至って当たり前に思えていたことも、タイミングさえ良ければ、期待の持てる巧妙な事柄、あるいは施策のように見えてくるから不思議だ。トヨタ自動車が発表したトップ交代人事がまさにそれだった。考え抜かれたタイミングに、トヨタ流したたかさの一端を見せつけられた思いがした。
豊田章一郎名誉会長の長男、章男副社長が社長に昇格する人事が、「創業家への14年ぶりの大政奉還」であることは間違いない。しかし、その内容に全く驚きはない。大政奉還はトヨタにとって当たり前のこと。だから何年ぶりだろうと、あまり気にすべきものではない。当事者にとっては、単に「その時が来た」というだけのことだろう。

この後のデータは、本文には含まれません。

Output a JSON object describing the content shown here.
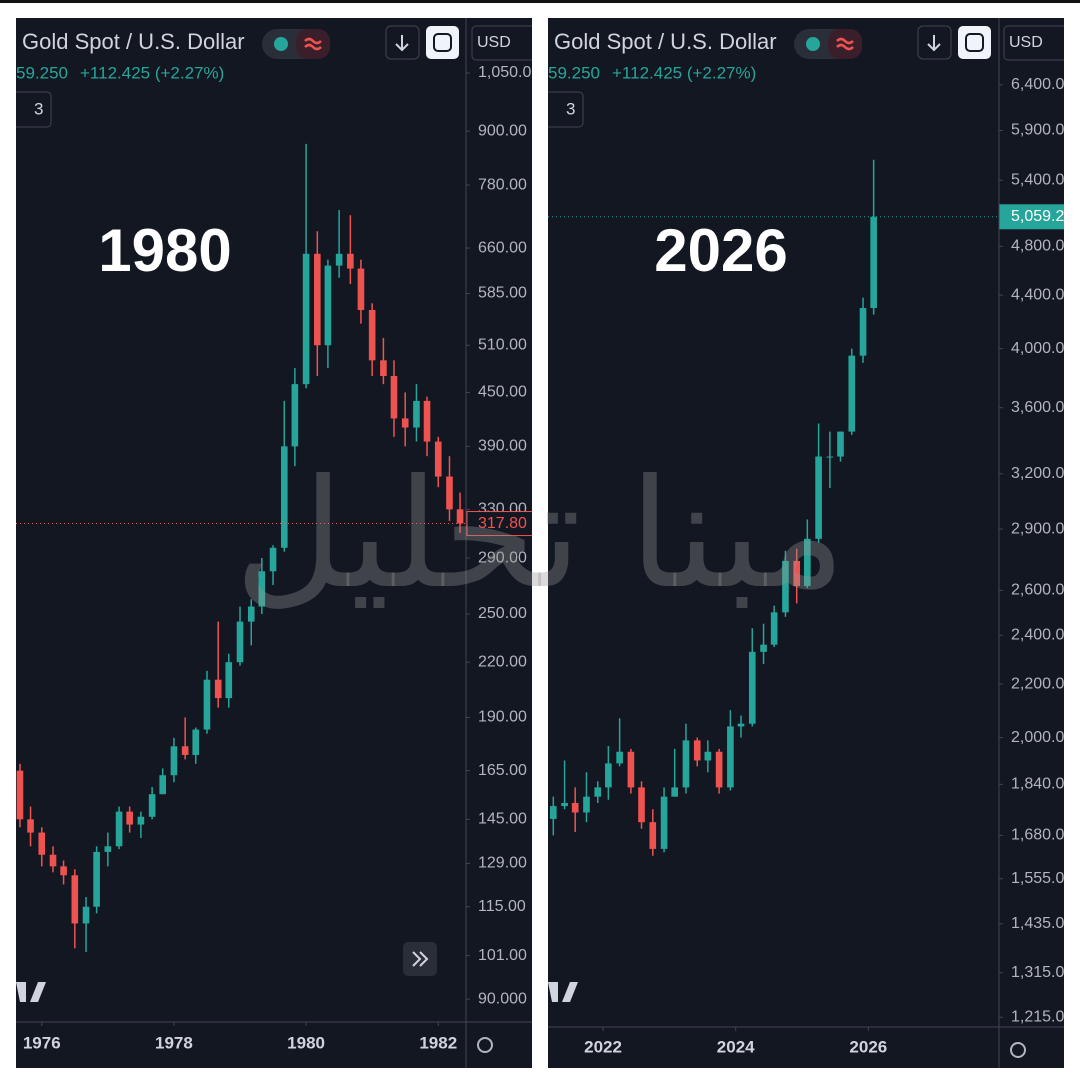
{
  "watermark": "مبنا تحليل",
  "chart_data": [
    {
      "type": "candlestick",
      "title": "Gold Spot / U.S. Dollar",
      "price": "59.250",
      "change": "+112.425 (+2.27%)",
      "indicators": "3",
      "currency": "USD",
      "annotation": "1980",
      "log_scale": true,
      "up_color": "#26a69a",
      "down_color": "#ef5350",
      "x": [
        1975.67,
        1975.83,
        1976.0,
        1976.17,
        1976.33,
        1976.5,
        1976.67,
        1976.83,
        1977.0,
        1977.17,
        1977.33,
        1977.5,
        1977.67,
        1977.83,
        1978.0,
        1978.17,
        1978.33,
        1978.5,
        1978.67,
        1978.83,
        1979.0,
        1979.17,
        1979.33,
        1979.5,
        1979.67,
        1979.83,
        1980.0,
        1980.17,
        1980.33,
        1980.5,
        1980.67,
        1980.83,
        1981.0,
        1981.17,
        1981.33,
        1981.5,
        1981.67,
        1981.83,
        1982.0,
        1982.17,
        1982.33
      ],
      "open": [
        165,
        145,
        140,
        132,
        128,
        125,
        110,
        115,
        133,
        135,
        148,
        143,
        146,
        155,
        163,
        176,
        172,
        184,
        210,
        200,
        220,
        245,
        255,
        280,
        298,
        390,
        460,
        650,
        510,
        630,
        650,
        625,
        560,
        490,
        470,
        420,
        410,
        440,
        395,
        360,
        330
      ],
      "high": [
        168,
        150,
        142,
        135,
        130,
        127,
        118,
        135,
        140,
        150,
        150,
        148,
        158,
        166,
        180,
        190,
        185,
        215,
        245,
        225,
        255,
        260,
        290,
        300,
        440,
        480,
        870,
        690,
        640,
        730,
        720,
        640,
        570,
        520,
        490,
        450,
        460,
        445,
        400,
        380,
        345
      ],
      "low": [
        142,
        135,
        128,
        126,
        122,
        103,
        102,
        113,
        128,
        134,
        140,
        138,
        145,
        155,
        160,
        170,
        168,
        182,
        195,
        195,
        218,
        230,
        250,
        270,
        295,
        370,
        455,
        470,
        480,
        610,
        600,
        540,
        470,
        460,
        400,
        390,
        395,
        380,
        350,
        320,
        310
      ],
      "close": [
        145,
        140,
        132,
        128,
        125,
        110,
        115,
        133,
        135,
        148,
        143,
        146,
        155,
        163,
        176,
        172,
        184,
        210,
        200,
        220,
        245,
        255,
        280,
        298,
        390,
        460,
        650,
        510,
        630,
        650,
        625,
        560,
        490,
        470,
        420,
        410,
        440,
        395,
        360,
        330,
        317.8
      ],
      "xlim": [
        1975.61,
        1982.42
      ],
      "xticks": [
        1976,
        1978,
        1980,
        1982
      ],
      "ylim": [
        84.7,
        1215
      ],
      "yticks": [
        {
          "value": 90,
          "label": "90.000"
        },
        {
          "value": 101,
          "label": "101.00"
        },
        {
          "value": 115,
          "label": "115.00"
        },
        {
          "value": 129,
          "label": "129.00"
        },
        {
          "value": 145,
          "label": "145.00"
        },
        {
          "value": 165,
          "label": "165.00"
        },
        {
          "value": 190,
          "label": "190.00"
        },
        {
          "value": 220,
          "label": "220.00"
        },
        {
          "value": 250,
          "label": "250.00"
        },
        {
          "value": 290,
          "label": "290.00"
        },
        {
          "value": 330,
          "label": "330.00"
        },
        {
          "value": 390,
          "label": "390.00"
        },
        {
          "value": 450,
          "label": "450.00"
        },
        {
          "value": 510,
          "label": "510.00"
        },
        {
          "value": 585,
          "label": "585.00"
        },
        {
          "value": 660,
          "label": "660.00"
        },
        {
          "value": 780,
          "label": "780.00"
        },
        {
          "value": 900,
          "label": "900.00"
        },
        {
          "value": 1050,
          "label": "1,050.00"
        }
      ],
      "last_price": {
        "value": 317.8,
        "label": "317.80"
      }
    },
    {
      "type": "candlestick",
      "title": "Gold Spot / U.S. Dollar",
      "price": "59.250",
      "change": "+112.425 (+2.27%)",
      "indicators": "3",
      "currency": "USD",
      "annotation": "2026",
      "log_scale": true,
      "up_color": "#26a69a",
      "down_color": "#ef5350",
      "x": [
        2021.25,
        2021.42,
        2021.58,
        2021.75,
        2021.92,
        2022.08,
        2022.25,
        2022.42,
        2022.58,
        2022.75,
        2022.92,
        2023.08,
        2023.25,
        2023.42,
        2023.58,
        2023.75,
        2023.92,
        2024.08,
        2024.25,
        2024.42,
        2024.58,
        2024.75,
        2024.92,
        2025.08,
        2025.25,
        2025.42,
        2025.58,
        2025.75,
        2025.92,
        2026.08
      ],
      "open": [
        1730,
        1770,
        1780,
        1750,
        1800,
        1830,
        1910,
        1950,
        1830,
        1720,
        1640,
        1800,
        1830,
        1990,
        1920,
        1950,
        1830,
        2040,
        2050,
        2330,
        2360,
        2500,
        2740,
        2620,
        2850,
        3300,
        3300,
        3450,
        3950,
        4300
      ],
      "high": [
        1800,
        1920,
        1830,
        1880,
        1850,
        1970,
        2070,
        1960,
        1850,
        1760,
        1830,
        1960,
        2050,
        2000,
        1990,
        1960,
        2100,
        2080,
        2430,
        2450,
        2530,
        2790,
        2800,
        2950,
        3500,
        3450,
        3450,
        4000,
        4380,
        5600
      ],
      "low": [
        1680,
        1760,
        1690,
        1720,
        1780,
        1790,
        1900,
        1810,
        1700,
        1620,
        1630,
        1800,
        1810,
        1900,
        1880,
        1810,
        1820,
        2000,
        2040,
        2280,
        2350,
        2480,
        2540,
        2610,
        2830,
        3120,
        3270,
        3430,
        3900,
        4250
      ],
      "close": [
        1770,
        1780,
        1750,
        1800,
        1830,
        1910,
        1950,
        1830,
        1720,
        1640,
        1800,
        1830,
        1990,
        1920,
        1950,
        1830,
        2040,
        2050,
        2330,
        2360,
        2500,
        2740,
        2620,
        2850,
        3300,
        3300,
        3450,
        3950,
        4300,
        5059.2
      ],
      "xlim": [
        2021.17,
        2027.97
      ],
      "xticks": [
        2022,
        2024,
        2026
      ],
      "ylim": [
        1194,
        7210
      ],
      "yticks": [
        {
          "value": 1215,
          "label": "1,215.00"
        },
        {
          "value": 1315,
          "label": "1,315.00"
        },
        {
          "value": 1435,
          "label": "1,435.00"
        },
        {
          "value": 1555,
          "label": "1,555.00"
        },
        {
          "value": 1680,
          "label": "1,680.00"
        },
        {
          "value": 1840,
          "label": "1,840.00"
        },
        {
          "value": 2000,
          "label": "2,000.00"
        },
        {
          "value": 2200,
          "label": "2,200.00"
        },
        {
          "value": 2400,
          "label": "2,400.00"
        },
        {
          "value": 2600,
          "label": "2,600.00"
        },
        {
          "value": 2900,
          "label": "2,900.00"
        },
        {
          "value": 3200,
          "label": "3,200.00"
        },
        {
          "value": 3600,
          "label": "3,600.00"
        },
        {
          "value": 4000,
          "label": "4,000.00"
        },
        {
          "value": 4400,
          "label": "4,400.00"
        },
        {
          "value": 4800,
          "label": "4,800.00"
        },
        {
          "value": 5400,
          "label": "5,400.00"
        },
        {
          "value": 5900,
          "label": "5,900.00"
        },
        {
          "value": 6400,
          "label": "6,400.00"
        }
      ],
      "last_price": {
        "value": 5059.2,
        "label": "5,059.2"
      }
    }
  ]
}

入社当時から、章男氏は将来の社長候補。通常のトヨタマンとは違う、「見えない目印」の付いていた人物だ。しかも昨年6月から国内外の販売を統括する副社長として、いよいよ事前修業の最終段階に入っていた。豊田家と関係の深い地元経済界や取引先関係者の多くは、2009年中に「章男社長誕生」が発表されると固く信じていたように思う。
お家芸! 危機バネで引き締め
2009年1月20日。その時は訪れた。
最強企業トヨタですら「100年に1度」と言われる世界的な景気後退の大波に呑み込まれ、2009年3月期(今期)決算で1500億円もの営業赤字に転落・・・。衝撃の見通しが発表されてからほぼ1カ月。その日は、2008年の世界販売台数でトヨタ(ダイハツ工業と日野自動車を含む)が念願だった首位の座を米ゼネラル・モーターズ(GM)から奪い取ることを確実にした歴史的な日でもあった。経営立て直しが急務となっているトヨタや、その影響をもろに被る地元経済にとって、そのタイミングは絶妙だった。
正式な社長交代は6月末の株主総会後になる。だから普通に考えれば、1月中の発表は早過ぎる。しかし、この難局に素早く対応するには敢えて今発表し、創業家の旗印の下、オール・トヨタの結束を強めるべきだと判断したようだ。
社長交代の記者会見。最も光の当たる場所に初めて座った創業家の御曹司は、父章一郎名誉会長がかつてよく口にしていた「変革」という言葉を散りばめながら、「現場に一番近い社長でありたい。創業の原点に回帰し、引き継ぐことは引き継ぎ、大胆に変革すべきことは勇気を持ってチャレンジする」と宣言した。
景気後退下で重荷になった生産・販売体制の見直しは「待ったなし」。こうした面で大胆に切り込む姿勢を強くにじませていたが、社内や関係企業向けの次期社長による「所信表明演説」のようにも見え、いささかそれは芝居じみていた。
これまでも危機に陥れば、むしろそれをバネにして組織を引き締め、迅速な経営の立て直しを実現してきたトヨタ。今回は創業家からお預かりしている御曹司を前面に押し出し、従来以上の引き締め効果を上げようとしたのだろう。
豊田家と長年の信頼関係にある系列の部品メーカーや販売会社の多くは、トヨタ本体の急激な業績悪化に浮き足立ったが、それも徐々に落ち着きを取り戻しつつある。もちろん一部は混乱や軋轢(あつれき)を抱えつつも、トップ人事の発表後、オール・トヨタの結束は狙い通り確実に引き締まってきているようだ。
政治の世界の話を持ち出すまでもなく、何かと評判のよろしくない世襲人事そのものであるにもかかわらず、トヨタが決断した今回のトップ人事をマスコミ各社もおおむね前向きに評価した。社説などでは、新経営陣の手腕に期待する好意的な記事を載せている。仮に平時のトップ交代なら、こうもスンナリといっただろうか。これもまた、タイミングの効用であろう。非常時の交代だったからこそ、批判をまんまと封じ込めることができたと言える。